Currently, the AWS Developer Associate (DVA) is broken into 5 sections: Deployment, Security, Development, Refactoring, and Monitoring and Troubleshooting.
Now that we see how that the exam is split up, I will relay the related services that will likely fall under each category.
For the deployment section, focus on CodePipeline, CloudFormation, and Elastic Beanstalk.
CodePipeline could be understood fairly quickly if you have some experience with CI/CD. What falls under CodePipeline is CodeCommit, CodeBuild, and CodeDeploy. CodeCommit is like GitHub but it only uses private repos, CodeBuild helps with packaging code, and CodeDeploy gets it ready for deployment.
CloudFormation helps you build out the infrasture via JSON or YAML so essentially Infrastructure as Code much like Terraform. Elastic Beanstalk lets you focus on the code without worrying about the infrastructure. This is because Elastic Beanstalk utilizes CloudFormation to build its infrastructure. Also AWS Serverless Application Model (AWS SAM) might be mentioned as well since AWS SAM is an extension of CloudFormation.
For the security section, focus on Amazon Cognito, AWS KMS, AWS IAM, and perhaps Amazon S3.
Amazon Cognito has two main uses which are authenication and authorization. Cognito user pools (authenication) can be used for sign-in purposes and establishing a directory of users and Cognito identity users (authorization) can help to issue temporary credentials or help qualify unidentified users.
AWS KMS revolves around encryption. You have to recognize the difference between AWS Managed Customer Managed Keys (CMKs) and Customer Managed CMKs and how envelope encryption works in AWS.
For AWS IAM, it would be good to learn some AWS best practices, the concept of IAM users, groups, and roles, and which policies should be use in different situations such as AWS Managed Policies, Customer Managed Policies, Identity-based policies, etc.
The biggest takeaway from Amazon S3 for the DVA would be anything related to encrypting objects in S3.
In my opinion, the biggest topics for the development section would be AWS Lambda, API Gateway, and DynamoDB for the services that would most likely be covered.
Each one is too extensive to cover in just one article so I will attempt to highlight some key features for each. For Lambda, comprehend the difference between synchronous and asychronous invocations, which AWS services can map to Lambda natively, how Lambda versioning works, what is a concurrency execution, and where to view logs.
For API Gateway, understand what kind of the backend points can API Gateway integrate with, how methods and resources work, how to use mapping templates, and how API caching works.
For DynamoDB, grasp the concept of partitions and primary keys, how to calculate Read Capacity Units and Write Capacity Units and what they are, the difference between the Scan and Query API, the differences between Local Secondary Index and Global Secondary Index, and how DynamoDB Streams work.
Some other services that would be good to know are RDS, S3, ElastiCache, Kinesis, and DynamoDB Accelerator (DAX).
The notion of refactoring centralizes on how to improve performance, the idea of improving code or applications, or transitioning from a traditional on-premises architecture to a cloud architecture. So most likely what would be covered are decoupling strategies and breaking down a large application into smaller parts or containers.

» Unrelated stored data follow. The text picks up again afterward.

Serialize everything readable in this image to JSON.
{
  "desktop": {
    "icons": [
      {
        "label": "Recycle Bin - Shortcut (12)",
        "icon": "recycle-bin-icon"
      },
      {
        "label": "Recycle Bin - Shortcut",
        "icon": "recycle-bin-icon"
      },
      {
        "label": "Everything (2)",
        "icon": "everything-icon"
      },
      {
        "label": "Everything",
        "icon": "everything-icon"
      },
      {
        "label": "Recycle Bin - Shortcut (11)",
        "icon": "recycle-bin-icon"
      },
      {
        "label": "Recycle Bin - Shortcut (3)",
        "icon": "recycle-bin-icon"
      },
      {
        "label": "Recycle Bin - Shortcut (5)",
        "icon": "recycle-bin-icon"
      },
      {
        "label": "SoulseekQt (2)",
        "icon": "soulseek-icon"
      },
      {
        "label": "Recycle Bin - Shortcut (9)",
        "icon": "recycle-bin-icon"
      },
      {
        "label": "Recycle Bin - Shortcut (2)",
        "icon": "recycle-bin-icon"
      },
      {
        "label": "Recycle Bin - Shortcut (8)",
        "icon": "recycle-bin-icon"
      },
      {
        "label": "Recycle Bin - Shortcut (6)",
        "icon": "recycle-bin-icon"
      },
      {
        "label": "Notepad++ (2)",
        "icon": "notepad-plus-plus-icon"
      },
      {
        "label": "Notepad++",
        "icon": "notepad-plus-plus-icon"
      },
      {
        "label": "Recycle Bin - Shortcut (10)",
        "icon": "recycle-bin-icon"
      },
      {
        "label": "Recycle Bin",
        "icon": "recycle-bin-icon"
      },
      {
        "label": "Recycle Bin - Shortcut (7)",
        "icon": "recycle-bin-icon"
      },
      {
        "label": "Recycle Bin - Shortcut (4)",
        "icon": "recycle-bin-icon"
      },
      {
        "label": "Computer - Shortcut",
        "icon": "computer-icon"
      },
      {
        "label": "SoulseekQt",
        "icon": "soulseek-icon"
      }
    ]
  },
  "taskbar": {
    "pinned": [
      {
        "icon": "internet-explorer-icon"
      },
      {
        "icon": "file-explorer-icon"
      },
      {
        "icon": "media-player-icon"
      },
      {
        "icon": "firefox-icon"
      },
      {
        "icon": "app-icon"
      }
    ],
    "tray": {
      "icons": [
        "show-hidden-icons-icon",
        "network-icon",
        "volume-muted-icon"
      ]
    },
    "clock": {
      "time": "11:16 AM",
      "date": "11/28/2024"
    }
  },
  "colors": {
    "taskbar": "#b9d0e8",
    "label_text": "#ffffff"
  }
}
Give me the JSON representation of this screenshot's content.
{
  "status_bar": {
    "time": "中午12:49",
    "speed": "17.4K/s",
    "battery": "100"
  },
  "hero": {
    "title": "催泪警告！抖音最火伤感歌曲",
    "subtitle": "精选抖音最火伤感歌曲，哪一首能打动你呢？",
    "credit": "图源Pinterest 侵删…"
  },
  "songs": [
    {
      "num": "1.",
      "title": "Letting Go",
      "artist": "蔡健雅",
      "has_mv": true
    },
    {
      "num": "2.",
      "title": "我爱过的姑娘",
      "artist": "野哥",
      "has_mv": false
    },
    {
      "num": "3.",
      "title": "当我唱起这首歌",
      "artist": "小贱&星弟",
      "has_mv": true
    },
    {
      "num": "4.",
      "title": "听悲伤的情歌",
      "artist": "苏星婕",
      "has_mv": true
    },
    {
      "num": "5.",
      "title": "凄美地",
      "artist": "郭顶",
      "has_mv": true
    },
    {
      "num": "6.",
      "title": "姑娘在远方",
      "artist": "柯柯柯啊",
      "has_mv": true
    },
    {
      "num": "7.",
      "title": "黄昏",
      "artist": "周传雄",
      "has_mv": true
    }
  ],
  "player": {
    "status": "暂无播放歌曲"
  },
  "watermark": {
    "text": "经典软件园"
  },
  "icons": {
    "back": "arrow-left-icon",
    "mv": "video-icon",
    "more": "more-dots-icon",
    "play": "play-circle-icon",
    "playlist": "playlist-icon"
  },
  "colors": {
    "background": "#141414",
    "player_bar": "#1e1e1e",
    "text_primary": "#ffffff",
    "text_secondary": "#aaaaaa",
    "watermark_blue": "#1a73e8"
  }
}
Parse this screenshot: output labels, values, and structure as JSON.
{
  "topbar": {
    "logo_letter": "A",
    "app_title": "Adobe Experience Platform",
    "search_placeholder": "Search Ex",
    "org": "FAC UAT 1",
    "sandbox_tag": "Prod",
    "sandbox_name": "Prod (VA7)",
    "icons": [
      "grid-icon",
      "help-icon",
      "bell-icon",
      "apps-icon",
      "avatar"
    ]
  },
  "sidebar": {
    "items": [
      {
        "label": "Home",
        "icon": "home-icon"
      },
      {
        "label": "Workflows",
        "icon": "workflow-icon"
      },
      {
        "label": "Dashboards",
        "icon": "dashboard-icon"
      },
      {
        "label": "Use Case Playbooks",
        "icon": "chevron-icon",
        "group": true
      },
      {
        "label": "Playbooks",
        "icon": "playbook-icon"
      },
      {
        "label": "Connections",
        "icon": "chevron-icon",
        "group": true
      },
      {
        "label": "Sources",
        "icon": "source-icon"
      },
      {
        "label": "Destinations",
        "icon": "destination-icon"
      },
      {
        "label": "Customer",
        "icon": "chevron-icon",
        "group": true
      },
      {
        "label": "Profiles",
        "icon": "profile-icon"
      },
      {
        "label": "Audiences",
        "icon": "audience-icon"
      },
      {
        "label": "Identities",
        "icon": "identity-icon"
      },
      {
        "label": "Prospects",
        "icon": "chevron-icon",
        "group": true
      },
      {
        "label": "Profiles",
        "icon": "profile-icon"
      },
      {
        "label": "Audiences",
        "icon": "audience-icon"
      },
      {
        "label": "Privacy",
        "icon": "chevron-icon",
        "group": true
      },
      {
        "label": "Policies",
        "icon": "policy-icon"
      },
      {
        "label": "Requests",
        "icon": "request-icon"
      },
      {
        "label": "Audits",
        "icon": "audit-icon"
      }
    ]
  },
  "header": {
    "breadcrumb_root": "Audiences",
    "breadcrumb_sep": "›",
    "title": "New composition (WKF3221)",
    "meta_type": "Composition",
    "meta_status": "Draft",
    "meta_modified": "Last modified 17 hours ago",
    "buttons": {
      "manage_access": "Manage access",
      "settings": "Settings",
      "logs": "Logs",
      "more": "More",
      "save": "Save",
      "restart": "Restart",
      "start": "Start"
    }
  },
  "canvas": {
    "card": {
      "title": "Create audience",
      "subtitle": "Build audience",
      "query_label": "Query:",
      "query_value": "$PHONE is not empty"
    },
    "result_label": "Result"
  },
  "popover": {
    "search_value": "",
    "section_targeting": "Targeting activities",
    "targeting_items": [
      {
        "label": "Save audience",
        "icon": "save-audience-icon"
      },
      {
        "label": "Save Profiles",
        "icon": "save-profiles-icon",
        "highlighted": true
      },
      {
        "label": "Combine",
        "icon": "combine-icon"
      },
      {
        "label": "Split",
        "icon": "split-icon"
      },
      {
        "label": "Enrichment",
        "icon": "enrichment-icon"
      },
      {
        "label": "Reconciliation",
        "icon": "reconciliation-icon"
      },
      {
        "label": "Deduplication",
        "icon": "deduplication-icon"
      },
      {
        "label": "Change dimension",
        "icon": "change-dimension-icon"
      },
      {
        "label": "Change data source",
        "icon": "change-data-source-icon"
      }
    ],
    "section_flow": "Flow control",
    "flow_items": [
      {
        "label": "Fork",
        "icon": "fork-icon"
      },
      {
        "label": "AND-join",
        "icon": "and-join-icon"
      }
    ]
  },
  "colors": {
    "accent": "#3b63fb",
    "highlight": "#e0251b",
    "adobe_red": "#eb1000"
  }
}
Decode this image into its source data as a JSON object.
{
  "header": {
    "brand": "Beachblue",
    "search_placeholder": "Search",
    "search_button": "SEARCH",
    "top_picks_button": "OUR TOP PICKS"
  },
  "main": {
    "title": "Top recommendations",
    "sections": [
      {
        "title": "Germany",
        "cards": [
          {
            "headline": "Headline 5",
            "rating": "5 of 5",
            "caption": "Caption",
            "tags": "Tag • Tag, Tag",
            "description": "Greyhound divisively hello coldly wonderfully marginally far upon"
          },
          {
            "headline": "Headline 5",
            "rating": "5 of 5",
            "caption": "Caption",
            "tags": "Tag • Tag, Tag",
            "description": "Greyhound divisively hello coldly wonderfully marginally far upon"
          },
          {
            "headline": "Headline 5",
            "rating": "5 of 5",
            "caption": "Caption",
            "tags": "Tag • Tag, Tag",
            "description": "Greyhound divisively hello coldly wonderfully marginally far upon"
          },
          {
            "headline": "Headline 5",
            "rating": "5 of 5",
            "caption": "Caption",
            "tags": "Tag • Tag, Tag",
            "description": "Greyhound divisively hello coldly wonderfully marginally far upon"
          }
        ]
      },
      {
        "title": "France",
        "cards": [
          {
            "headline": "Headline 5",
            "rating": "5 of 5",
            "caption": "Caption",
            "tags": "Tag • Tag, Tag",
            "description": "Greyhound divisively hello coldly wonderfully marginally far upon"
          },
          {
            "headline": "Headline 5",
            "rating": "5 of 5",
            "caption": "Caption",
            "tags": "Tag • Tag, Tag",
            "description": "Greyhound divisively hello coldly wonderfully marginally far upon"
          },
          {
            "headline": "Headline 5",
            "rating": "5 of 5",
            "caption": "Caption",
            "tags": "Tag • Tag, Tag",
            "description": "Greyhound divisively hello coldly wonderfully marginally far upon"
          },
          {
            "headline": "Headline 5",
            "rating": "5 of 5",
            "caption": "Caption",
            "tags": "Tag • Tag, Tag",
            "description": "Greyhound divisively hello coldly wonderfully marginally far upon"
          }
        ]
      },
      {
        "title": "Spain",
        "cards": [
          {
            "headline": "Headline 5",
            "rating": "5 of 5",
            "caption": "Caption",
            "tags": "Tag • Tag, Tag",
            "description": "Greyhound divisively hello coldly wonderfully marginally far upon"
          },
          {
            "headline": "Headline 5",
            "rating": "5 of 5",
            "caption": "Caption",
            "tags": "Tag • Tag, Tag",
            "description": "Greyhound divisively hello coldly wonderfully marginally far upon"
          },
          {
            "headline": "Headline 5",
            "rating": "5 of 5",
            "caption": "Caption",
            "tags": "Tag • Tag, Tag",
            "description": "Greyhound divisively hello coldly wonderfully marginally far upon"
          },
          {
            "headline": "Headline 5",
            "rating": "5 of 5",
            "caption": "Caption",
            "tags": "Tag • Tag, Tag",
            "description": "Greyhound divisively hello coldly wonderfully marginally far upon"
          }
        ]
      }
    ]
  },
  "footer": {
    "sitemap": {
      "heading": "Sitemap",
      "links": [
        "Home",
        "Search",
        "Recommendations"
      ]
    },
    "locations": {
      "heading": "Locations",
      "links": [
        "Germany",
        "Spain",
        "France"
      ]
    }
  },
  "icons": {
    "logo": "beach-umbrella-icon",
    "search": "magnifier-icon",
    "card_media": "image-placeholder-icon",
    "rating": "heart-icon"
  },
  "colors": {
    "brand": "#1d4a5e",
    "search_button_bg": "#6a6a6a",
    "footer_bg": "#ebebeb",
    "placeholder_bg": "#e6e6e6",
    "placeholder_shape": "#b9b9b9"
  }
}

AWS decoupling strategies would most likely revolve around Amazon Standard Queue Service (SQS) and Simple Notification Service (SNS). SQS helps to create a sort of buffer between the application producing the event and the application consuming the event. SNS has a concept of pub and sub relationship where services can subscribe to an SNS topic in order to receive the message.
AWS has a feature called Amazon Elastic Container Service (ECS) where you can split an EC2 instance into multiple containers. ECS has two different methods which are the EC2 or Fargate Launch Types.
For monitoring and troubleshooting, focus on CloudWatch, X-Ray, and CloudTrail.
Some key concepts in CloudWatch would be CloudWatch Alarms, Events, and Logs. Also understanding namespaces, metrics, and dimensions doesn't hurt too.
X-Ray provides insights into how an application is running by doing an internal trace. This helps with analyzing and debugging the application.
CloudTrail is used for auditing purposes since it keeps a records of all API calls made on your account.
This is just a brief intro to what may be covered on the DVA exam however most of the services mentioned are crucial before you attempt to take on the DVA. Also even if you plan to take the AWS SAA, DVA, or SysOps having a core understanding of IAM, EC2, EBS, ELB, S3, and VPC is impervative to figuring out AWS. Hope this is gives you some insights into the AWS DVA and good luck earning that next badge!